Posted: Wednesday, November 15, 2017. 8:08 p.m. CST.
By Glenn Tillett: Between these lines ….“In my opinion, fixing the problems plaguing the Football Federation of Belize (FFB) is achievable, but not a quick fix, and will take a complete change in culture. As it now stands, with the current mentality of some of the elected officials in the organization, they are part of the problem, instead of part of the solution.” Marlon Kuylen, Senior Vice President and Interim President, Football Federation of Belize.
To my mind the culture of enforced silence is one of the biggest obstacles to the FFB being a vital, dynamic and successful institution. One of the legacies of its past administrations has been the practice of the policy of stifling dissent and a convoluted process of electing officials at all levels that seem primarily designed to perpetuate and protect its officers.
The men who voted in the last congress that ended in a deadlock were: Corozal – Frank Sutherland and Miguel Alcoser; Orange Walk – Ladrick Shepherd and Fernando Sanchez; Belize – William Moguel and Stanley Reneau; Belmopan – Marlon Tillett and Peter Alvarez; Cayo – Earl Trapp and Kent Gabourel; Stann Creek – Kevin Flores and Dennis Serrano; Toledo – Cecil Tillett and Carlos Galvez; Premier League – Ian Haylock, Hilberto Muschamp, Rudolph McKoy, Luis Pena, Godfrey Arzu, and Patrick Flores. With only 2 exceptions none of the others have been willing to say who they voted for and why.
At this point there has been no publication of the list of 20 who will vote in the election on December 2nd, and therefore they cannot be asked, even by the persons whom they purport to represent, who is and what is the rationale for their choice.
Accordingly, they will vote in a secret ballot as per Article 25:1 of the FFB statutes which states blandly that “Elections shall be conducted by a secret ballot”. And accordingly, the general electorate and even their immediate football family whom they purport to represent and in whose name they are supposedly voting, won’t know who they intend to vote for and why, and may never know who they voted for anyway.
In this land of the free and this peaceful home of democracy this is an amazing affront.
Kuylen noted in his opus on his tumultuous tenure as Acting President that: “The Statutes and Codes need a complete review and revamping. Currently, the articles are too vague, and can be easily manipulated and abused.” He also stated that “Since we already have a short-term strategic plan, we must create a robust medium and long-term strategic development plan with emphasis on youths. This must include courses for Administrators, Coaches, Referees and other officials.”
It is clear in my mind that that review must take a long, long look at the entire process of electing officers to the member associations and the Federation with a view to ensuring proper representation and deterring the opportunity for mischief.
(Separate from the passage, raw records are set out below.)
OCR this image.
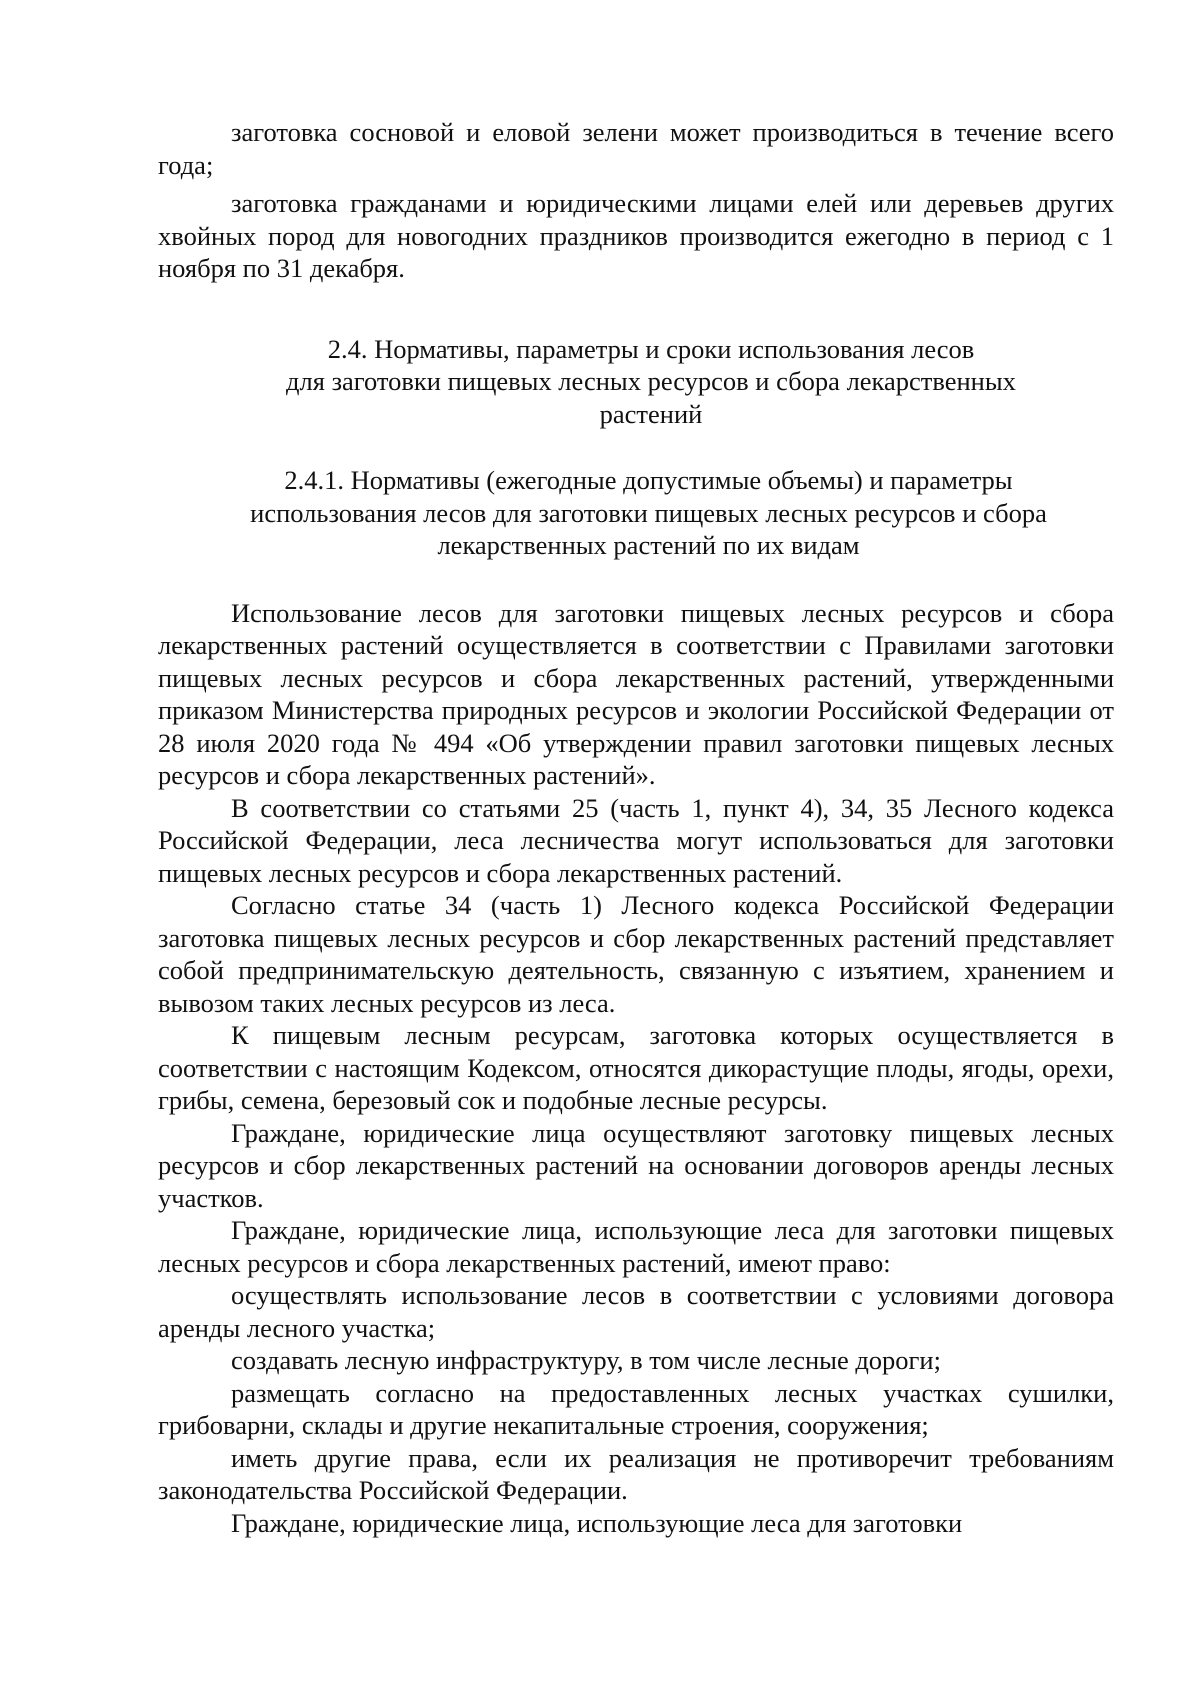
заготовка сосновой и еловой зелени может производиться в течение всего года;

заготовка гражданами и юридическими лицами елей или деревьев других хвойных пород для новогодних праздников производится ежегодно в период с 1 ноября по 31 декабря.

2.4. Нормативы, параметры и сроки использования лесов
для заготовки пищевых лесных ресурсов и сбора лекарственных
растений
2.4.1. Нормативы (ежегодные допустимые объемы) и параметры
использования лесов для заготовки пищевых лесных ресурсов и сбора
лекарственных растений по их видам

Использование лесов для заготовки пищевых лесных ресурсов и сбора лекарственных растений осуществляется в соответствии с Правилами заготовки пищевых лесных ресурсов и сбора лекарственных растений, утвержденными приказом Министерства природных ресурсов и экологии Российской Федерации от 28 июля 2020 года № 494 «Об утверждении правил заготовки пищевых лесных ресурсов и сбора лекарственных растений».

В соответствии со статьями 25 (часть 1, пункт 4), 34, 35 Лесного кодекса Российской Федерации, леса лесничества могут использоваться для заготовки пищевых лесных ресурсов и сбора лекарственных растений.

Согласно статье 34 (часть 1) Лесного кодекса Российской Федерации заготовка пищевых лесных ресурсов и сбор лекарственных растений представляет собой предпринимательскую деятельность, связанную с изъятием, хранением и вывозом таких лесных ресурсов из леса.

К пищевым лесным ресурсам, заготовка которых осуществляется в соответствии с настоящим Кодексом, относятся дикорастущие плоды, ягоды, орехи, грибы, семена, березовый сок и подобные лесные ресурсы.

Граждане, юридические лица осуществляют заготовку пищевых лесных ресурсов и сбор лекарственных растений на основании договоров аренды лесных участков.

Граждане, юридические лица, использующие леса для заготовки пищевых лесных ресурсов и сбора лекарственных растений, имеют право:

осуществлять использование лесов в соответствии с условиями договора аренды лесного участка;

создавать лесную инфраструктуру, в том числе лесные дороги;

размещать согласно на предоставленных лесных участках сушилки, грибоварни, склады и другие некапитальные строения, сооружения;

иметь другие права, если их реализация не противоречит требованиям законодательства Российской Федерации.

Граждане, юридические лица, использующие леса для заготовки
Clearly this must be included in any “short-term strategic plan”. Vague statutes will continue to be a recipe for the perpetuation of this putrid mess.
And the management of a letter of concern received just this past weekend by the FFB emphasizes how important Marlon Kuylen’s conclusions summing up his concerns and recommendations are. He declared, for example, that: “The Ethics Committee must be elected as soon as FIFA approves our Code of Ethics”. The matter is being referred to the “Disciplinary Committee”, a convocation of attorneys.
In these days too many of us think “ethical lawyer” is an oxymoron.
The views expressed in this article are those of the writer and not necessarily those of Breaking Belize News.